The new agreement, which replaces an output deal the studio has had with Lionsgate’s Starz since 2006, builds upon Netflix’s pre-existing deal with Sony Pictures Animation (SPA) films and will now include all Sony film labels and genres.
Under the deal, financial terms of which were not disclosed, Netflix will obtain streaming rights to Sony titles following their theatrical and home entertainment windows, as well as a first look at any direct-to-streaming features from the studio. Tentpoles such as “Morbius,” “Uncharted,” “Where the Crawdads Sing,” and “Bullet Train” will be among the initial 2022 offerings.
They will be followed by continued entries in Sony Pictures’ slate of IP, including the sequel to Oscar-winning “Spider-Man: Into the Spider-Verse” and several more SPE films featuring Marvel characters, including future installments of “Venom” and “Spiderman;” and expected follow-ups for the “Jumanji” and “Bad Boys” franchises.
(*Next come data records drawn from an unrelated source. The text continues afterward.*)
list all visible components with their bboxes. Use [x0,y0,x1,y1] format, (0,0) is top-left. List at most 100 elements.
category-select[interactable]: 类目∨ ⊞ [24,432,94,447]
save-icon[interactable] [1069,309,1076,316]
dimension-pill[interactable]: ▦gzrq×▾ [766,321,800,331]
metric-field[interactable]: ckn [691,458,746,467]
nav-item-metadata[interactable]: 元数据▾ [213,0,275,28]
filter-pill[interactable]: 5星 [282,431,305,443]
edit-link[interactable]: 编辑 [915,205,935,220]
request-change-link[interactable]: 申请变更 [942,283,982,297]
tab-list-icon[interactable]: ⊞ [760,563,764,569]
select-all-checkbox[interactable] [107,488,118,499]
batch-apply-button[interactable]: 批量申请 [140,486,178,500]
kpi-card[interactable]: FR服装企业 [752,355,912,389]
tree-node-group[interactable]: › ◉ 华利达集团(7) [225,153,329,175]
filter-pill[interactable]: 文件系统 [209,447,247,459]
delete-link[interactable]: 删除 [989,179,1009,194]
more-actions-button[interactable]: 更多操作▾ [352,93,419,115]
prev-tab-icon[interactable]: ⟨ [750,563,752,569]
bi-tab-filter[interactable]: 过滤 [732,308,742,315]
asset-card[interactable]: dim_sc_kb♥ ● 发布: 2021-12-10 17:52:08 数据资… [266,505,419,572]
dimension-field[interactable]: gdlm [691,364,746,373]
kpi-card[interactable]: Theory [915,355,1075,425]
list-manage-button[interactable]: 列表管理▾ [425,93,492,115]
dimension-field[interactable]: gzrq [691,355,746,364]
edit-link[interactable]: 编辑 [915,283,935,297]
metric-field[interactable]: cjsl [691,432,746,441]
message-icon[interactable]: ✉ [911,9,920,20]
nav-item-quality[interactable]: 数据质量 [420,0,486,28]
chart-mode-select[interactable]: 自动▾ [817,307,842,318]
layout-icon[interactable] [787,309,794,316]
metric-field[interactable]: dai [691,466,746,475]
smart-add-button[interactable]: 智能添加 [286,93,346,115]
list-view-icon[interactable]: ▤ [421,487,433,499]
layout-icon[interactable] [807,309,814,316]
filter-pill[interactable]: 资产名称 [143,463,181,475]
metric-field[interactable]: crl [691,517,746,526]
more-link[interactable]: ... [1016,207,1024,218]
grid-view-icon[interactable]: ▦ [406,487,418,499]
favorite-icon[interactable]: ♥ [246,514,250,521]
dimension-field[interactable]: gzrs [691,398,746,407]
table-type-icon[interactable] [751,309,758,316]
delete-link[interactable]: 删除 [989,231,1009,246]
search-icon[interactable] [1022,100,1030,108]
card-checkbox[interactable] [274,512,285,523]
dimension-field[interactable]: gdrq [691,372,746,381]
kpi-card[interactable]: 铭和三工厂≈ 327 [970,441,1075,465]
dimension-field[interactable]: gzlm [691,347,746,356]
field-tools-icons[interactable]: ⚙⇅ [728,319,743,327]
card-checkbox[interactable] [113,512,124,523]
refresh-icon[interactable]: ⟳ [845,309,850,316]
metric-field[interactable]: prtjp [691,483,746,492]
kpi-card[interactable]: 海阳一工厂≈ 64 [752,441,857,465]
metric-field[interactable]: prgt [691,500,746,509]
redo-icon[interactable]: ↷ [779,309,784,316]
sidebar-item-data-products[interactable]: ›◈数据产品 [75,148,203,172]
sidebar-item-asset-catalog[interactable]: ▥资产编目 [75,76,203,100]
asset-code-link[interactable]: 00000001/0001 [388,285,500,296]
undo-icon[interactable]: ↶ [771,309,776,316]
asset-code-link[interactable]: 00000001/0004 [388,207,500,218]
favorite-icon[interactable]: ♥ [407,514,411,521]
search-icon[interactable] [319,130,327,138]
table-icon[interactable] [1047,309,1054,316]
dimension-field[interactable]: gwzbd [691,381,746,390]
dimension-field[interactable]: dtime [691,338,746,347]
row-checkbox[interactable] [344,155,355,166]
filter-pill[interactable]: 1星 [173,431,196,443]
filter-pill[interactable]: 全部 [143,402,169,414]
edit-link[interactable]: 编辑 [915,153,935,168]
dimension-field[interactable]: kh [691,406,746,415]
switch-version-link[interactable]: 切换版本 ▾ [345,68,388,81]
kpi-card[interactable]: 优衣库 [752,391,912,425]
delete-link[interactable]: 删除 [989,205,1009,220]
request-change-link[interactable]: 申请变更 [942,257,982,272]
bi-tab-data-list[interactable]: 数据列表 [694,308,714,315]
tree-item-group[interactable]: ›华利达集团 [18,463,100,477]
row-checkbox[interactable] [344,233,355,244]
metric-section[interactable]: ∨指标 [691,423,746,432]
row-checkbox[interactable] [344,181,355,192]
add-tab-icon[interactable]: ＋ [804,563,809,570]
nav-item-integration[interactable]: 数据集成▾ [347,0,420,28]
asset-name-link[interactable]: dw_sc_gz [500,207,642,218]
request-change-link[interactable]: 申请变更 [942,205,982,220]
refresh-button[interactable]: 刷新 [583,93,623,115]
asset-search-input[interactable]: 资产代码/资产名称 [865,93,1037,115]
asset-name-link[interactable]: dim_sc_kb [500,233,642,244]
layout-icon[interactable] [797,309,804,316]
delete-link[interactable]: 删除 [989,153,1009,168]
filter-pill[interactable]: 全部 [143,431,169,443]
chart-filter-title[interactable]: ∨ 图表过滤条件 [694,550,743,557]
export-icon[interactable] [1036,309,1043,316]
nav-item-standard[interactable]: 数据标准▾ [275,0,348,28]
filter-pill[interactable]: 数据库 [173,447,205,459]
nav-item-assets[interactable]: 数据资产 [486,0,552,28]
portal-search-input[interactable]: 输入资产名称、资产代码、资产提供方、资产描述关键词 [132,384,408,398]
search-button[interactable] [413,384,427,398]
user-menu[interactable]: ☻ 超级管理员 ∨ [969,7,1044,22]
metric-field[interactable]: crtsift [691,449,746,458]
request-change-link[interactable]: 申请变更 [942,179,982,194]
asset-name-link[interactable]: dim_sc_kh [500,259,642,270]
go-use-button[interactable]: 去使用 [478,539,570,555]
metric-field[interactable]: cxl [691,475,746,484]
Netflix will also license rights to select titles from SPE’s vast movie library.
As part of the partnership, Sony Pictures’ Motion Picture Group will offer Netflix a first look at any films it intends to make directly for streaming or decides later to license for streaming, and Netflix has committed to make a number of those films over the course of the deal.
Any such direct-to-streaming projects will be additive to SPE’s full theatrical film slate, which will continue at its current volume.
“Sony Pictures is a great partner and we are thrilled to expand our relationship through this forward-thinking agreement,” Scott Stuber, Head of Global Films at Netflix said in a statement to TheWrap. “This not only allows us to bring their impressive slate of beloved film franchises and new IP to Netflix in the U.S., but it also establishes a new source of first run films for Netflix movie lovers worldwide.”
We all knew the streaming wars was going to heat up once HBO Max decided to release their entire 2021 film slate on HBO Max. Now Netflix is making sure they will not be left out in the cold as the way we view new movies continues to change post COVID-19.